A contrarian play that merits consideration (not investment advice) is the selective deployment into markets where flips have historically delivered above-median gross profits but where competition has thinned post-2024. In those locales, a smaller pool of skilled renovators combined with steady local demand can produce asymmetric returns for disciplined buyers. We also emphasize that the marginal effect of a 100–200 basis-point decline in financing costs is different across capital structures; operators who secured fixed-rate or low-coupon financing through 2024–25 will have a durable advantage.

Finally, the ATTOM data underscores the importance of using multiple datasets and stress tests before allocating capital to flip strategies. For asset managers, internal scenario models should include sensitivity to renovation inflation, interest-rate swings, and sales velocity changes; integration with macro and local labor market indicators will improve portfolio construction. See our related research on housing-cycle drivers and [topic](https://fazencapital.com/insights/en) for quantitative frameworks and case studies, and our note on capital structure choices for real estate platforms at [topic](https://fazencapital.com/insights/en).

FAQ

Q: How should higher mortgage rates be expected to affect flip profitability over the medium term?

A: Higher mortgage and short-term borrowing rates raise carrying costs and reduce buyer purchasing power, which compresses both nominal resale prices and margins for flips. Historically, a sustained 100–150 basis-point increase in mortgage rates tended to reduce transaction volumes within 6–12 months and lengthen days on market, increasing holding costs. The magnitude varies by market liquidity and the operator’s leverage profile; operators with low-cost, non-recourse capital or significant equity buffers are less sensitive to rate moves.

Q: Are there structural differences between markets where flips remain profitable and those where they do not?

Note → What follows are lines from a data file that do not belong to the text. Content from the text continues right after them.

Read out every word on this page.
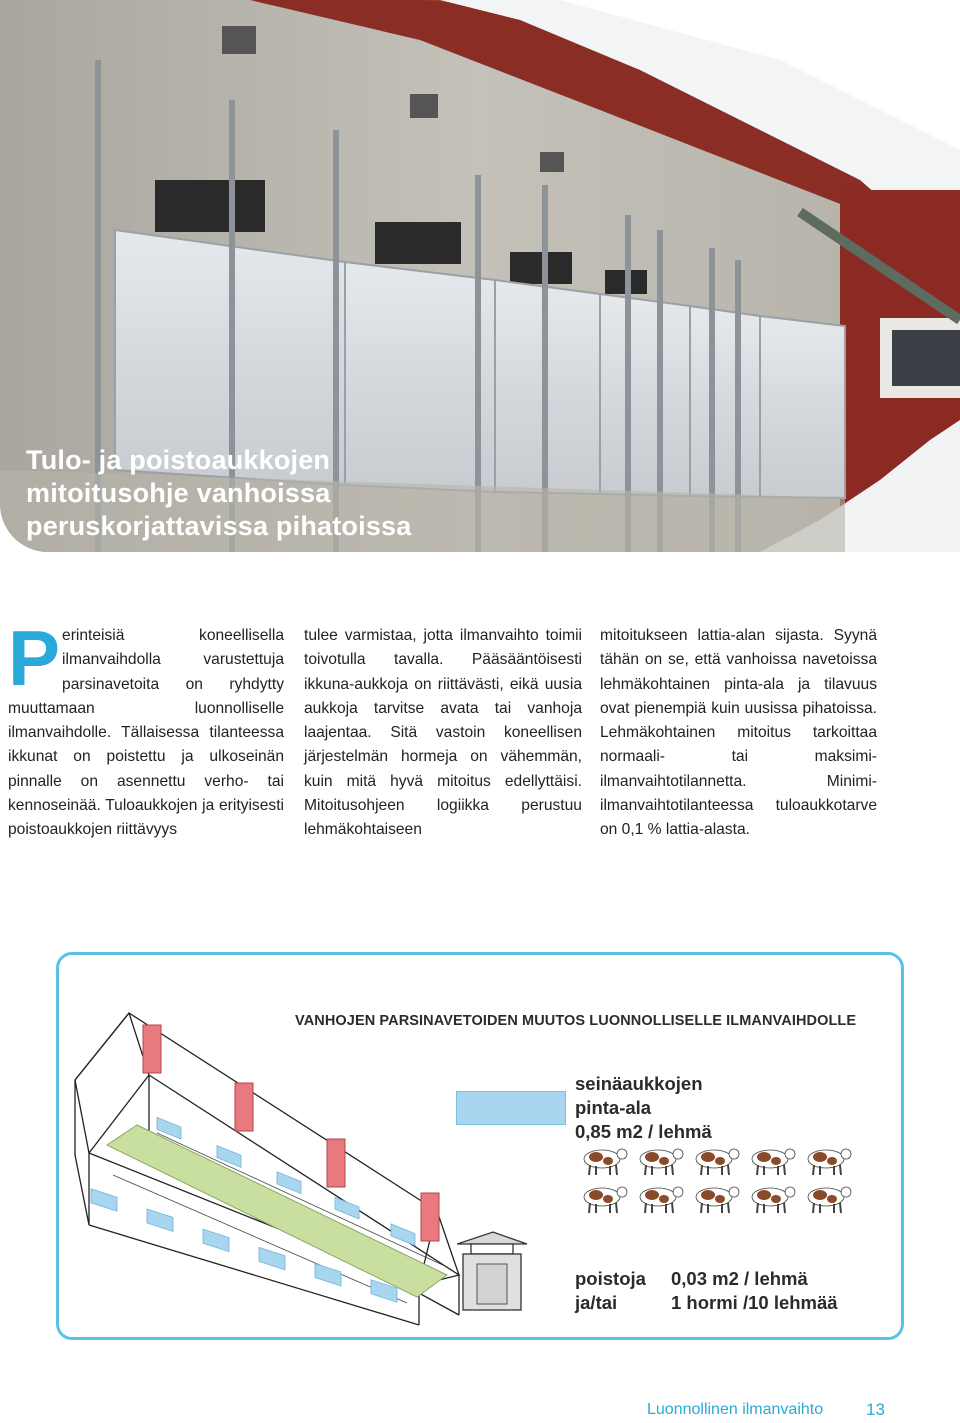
Tulo- ja poistoaukkojen
mitoitusohje vanhoissa
peruskorjattavissa pihatoissa
P erinteisiä koneellisella ilmanvaihdolla varustettuja parsinavetoita on ryhdytty muuttamaan luonnolliselle ilmanvaihdolle. Tällaisessa tilanteessa ikkunat on poistettu ja ulkoseinän pinnalle on asennettu verho- tai kennoseinää. Tuloaukkojen ja erityisesti poistoaukkojen riittävyys

tulee varmistaa, jotta ilmanvaihto toimii toivotulla tavalla. Pääsääntöisesti ikkuna-aukkoja on riittävästi, eikä uusia aukkoja tarvitse avata tai vanhoja laajentaa. Sitä vastoin koneellisen järjestelmän hormeja on vähemmän, kuin mitä hyvä mitoitus edellyttäisi. Mitoitusohjeen logiikka perustuu lehmäkohtaiseen

mitoitukseen lattia-alan sijasta. Syynä tähän on se, että vanhoissa navetoissa lehmäkohtainen pinta-ala ja tilavuus ovat pienempiä kuin uusissa pihatoissa. Lehmäkohtainen mitoitus tarkoittaa normaali- tai maksimi-ilmanvaihtotilannetta. Minimi-ilmanvaihtotilanteessa tuloaukkotarve on 0,1 % lattia-alasta.

VANHOJEN PARSINAVETOIDEN MUUTOS LUONNOLLISELLE ILMANVAIHDOLLE
seinäaukkojen
pinta-ala
0,85 m2 / lehmä
poistoja
ja/tai
0,03 m2 / lehmä
1 hormi /10 lehmää
Luonnollinen ilmanvaihto	13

A: Yes. Markets with limited new construction, robust employment growth, and constrained for-sale inventory tend to sustain higher flip margins. Conversely, markets with high housing supply elasticity, declining population, or significant speculative build-outs are more sensitive to macro shocks and see faster margin compression. Operational efficiency—access to local contractors at scale and streamlined permitting—also separates successful operators from marginal ones.

Bottom Line

ATTOM’s March 24, 2026 headline that typical flip gross profit fell to $65,981 (25.5% ROI) signals a meaningful margin compression to levels not seen since 2009, forcing recalibration for operators and allocators. Institutional strategies must prioritize granular market selection, conservative carry assumptions, and operational scale to navigate a higher-cost, lower-margin environment.

Disclaimer: This article is for informational purposes only and does not constitute investment advice.